Догадка лопнула, однако Страмбург отнюдь не был огорчен. Он понимал: если Фрунзе находится здесь, то он, несомненно, встретится с Михайловым, а это значит — попадет в его, Страмбурга, поле зрения. Постепенно мысли его начали работать в другом направлении. Надо было решать, что делать дальше. Страмбург видел, что местное начальство ловит каждое слово Михайлова, — он стал для них авторитетом. А кому лучше, чем Страмбургу, было видно, что созданная Михайловым подпольная большевистская организация с каждым днем крепнет, набирается сил. Михайлов, другие большевистские руководители — Мясников, Любимов, Ландер, Могилевский, Фомин — свободно разъезжают по прифронтовой территории, проводят нелегальные совещания, выступают в частях, гарнизонах, среди рабочих, пропагандируют большевистские идеи, привлекают на свою сторону все больше и больше людей. Помимо Минска созданы большевистские организации в Несвиже, Ивенце, Лунинце... Нет, сейчас кончать с одним Михайловым — уже мало. Надо выявить как можно больше членов их организации, а затем... — Страмбург резко, словно шашкой, рубанул воздух ладонью.
Опять вскочил на ноги и начал быстро расхаживать по комнате. Его мучил сейчас один-единственный вопрос: каким образом добыть фамилии всех или большинства членов подпольной большевистской организации? Руководящий центр ее насчитывал не больше пятнадцати человек, но сплачивал вокруг себя еще около семидесяти активистов, через которых и осуществлялась связь с фронтом и другими городами Северо-Западного края.
«Черт бы побрал этого Михайлова! Это он придумал такую дьявольскую систему конспирации. Откуда такой опыт? Я уже сколько месяцев якшаюсь с ними и то знаю только семерых руководителей, а мне надо знать всех! И я буду их знать!»
Он достал из кармана часы — пора!
Страмбург всегда тщательно следил за своим внешним обликом. Ему надо было выглядеть то рабочим, то мелким чиновником. И то и другое Страмбургу удавалось. Через минуту он взглянул на себя в зеркало и удовлетворенно хмыкнул. Далеко не новое, но опрятное пальто с меховым воротником, поношенная каракулевая шапка-пирожок как нельзя лучше подходили к избранной им сегодня для себя роли.
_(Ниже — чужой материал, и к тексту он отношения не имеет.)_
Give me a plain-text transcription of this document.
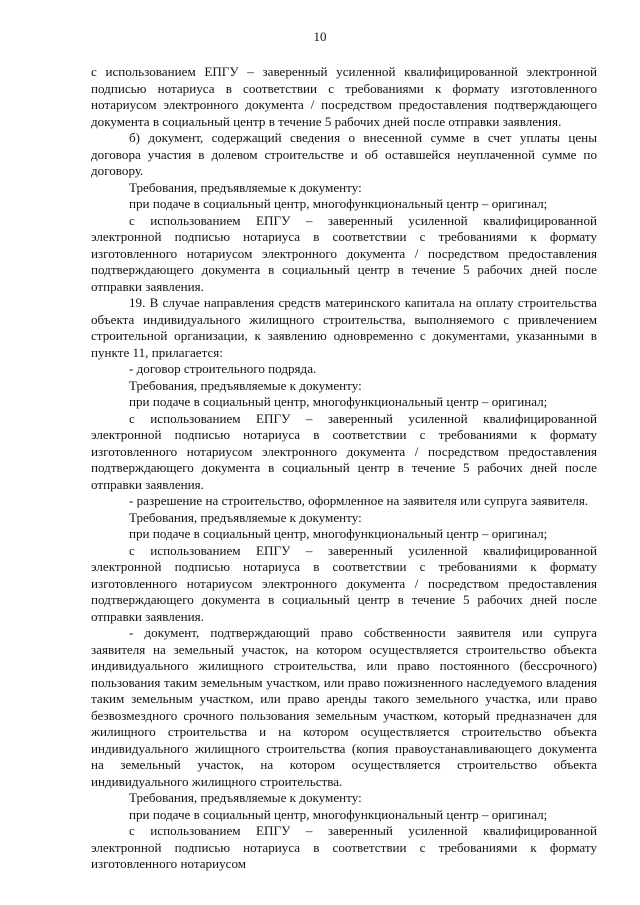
10

с использованием ЕПГУ – заверенный усиленной квалифицированной электронной подписью нотариуса в соответствии с требованиями к формату изготовленного нотариусом электронного документа / посредством предоставления подтверждающего документа в социальный центр в течение 5 рабочих дней после отправки заявления.

б) документ, содержащий сведения о внесенной сумме в счет уплаты цены договора участия в долевом строительстве и об оставшейся неуплаченной сумме по договору.

Требования, предъявляемые к документу:

при подаче в социальный центр, многофункциональный центр – оригинал;

с использованием ЕПГУ – заверенный усиленной квалифицированной электронной подписью нотариуса в соответствии с требованиями к формату изготовленного нотариусом электронного документа / посредством предоставления подтверждающего документа в социальный центр в течение 5 рабочих дней после отправки заявления.

19. В случае направления средств материнского капитала на оплату строительства объекта индивидуального жилищного строительства, выполняемого с привлечением строительной организации, к заявлению одновременно с документами, указанными в пункте 11, прилагается:

- договор строительного подряда.

Требования, предъявляемые к документу:

при подаче в социальный центр, многофункциональный центр – оригинал;

с использованием ЕПГУ – заверенный усиленной квалифицированной электронной подписью нотариуса в соответствии с требованиями к формату изготовленного нотариусом электронного документа / посредством предоставления подтверждающего документа в социальный центр в течение 5 рабочих дней после отправки заявления.

- разрешение на строительство, оформленное на заявителя или супруга заявителя.

Требования, предъявляемые к документу:

при подаче в социальный центр, многофункциональный центр – оригинал;

с использованием ЕПГУ – заверенный усиленной квалифицированной электронной подписью нотариуса в соответствии с требованиями к формату изготовленного нотариусом электронного документа / посредством предоставления подтверждающего документа в социальный центр в течение 5 рабочих дней после отправки заявления.

- документ, подтверждающий право собственности заявителя или супруга заявителя на земельный участок, на котором осуществляется строительство объекта индивидуального жилищного строительства, или право постоянного (бессрочного) пользования таким земельным участком, или право пожизненного наследуемого владения таким земельным участком, или право аренды такого земельного участка, или право безвозмездного срочного пользования земельным участком, который предназначен для жилищного строительства и на котором осуществляется строительство объекта индивидуального жилищного строительства (копия правоустанавливающего документа на земельный участок, на котором осуществляется строительство объекта индивидуального жилищного строительства.

Требования, предъявляемые к документу:

при подаче в социальный центр, многофункциональный центр – оригинал;

с использованием ЕПГУ – заверенный усиленной квалифицированной электронной подписью нотариуса в соответствии с требованиями к формату изготовленного нотариусом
Еще раз окинул взглядом свое жилище — не оставлено ли чего? — и вышел. Он направлялся на собрание группы активистов. Идти было недалеко — собрание, как он полагал, должно было состояться где-то на Раковской. Точного адреса Страмбург не знал. По условиям конспирации старшие групп встречали своих товарищей в условленных местах и только там называли адрес. Местом встречи была Петропавловская церковь, где Страмбурга и других членов их группы должен был встречать Ландер.
Через десять минут Страмбург был на месте. Сделал вид, будто разглядывает церковь, которую называли по-разному — то Петропавловской, то Екатерининской, то Желтой, — а сам внимательно посматривал по сторонам, чтобы не пропустить появления Ландера. Если бы кто-нибудь из прохожих и обратил внимание на одинокого человека, фланирующего вокруг церкви, он бы не удивился: один из многих тысяч приезжих знакомится с достопримечательностями Минска. Церковь была построена в начале семнадцатого века и действительно вызывала у знатоков немалый интерес. Это была трехнефная шестистолпная базилика, вход в которую украшали две башни. Над главным фасадом — лепные карнизы и портал.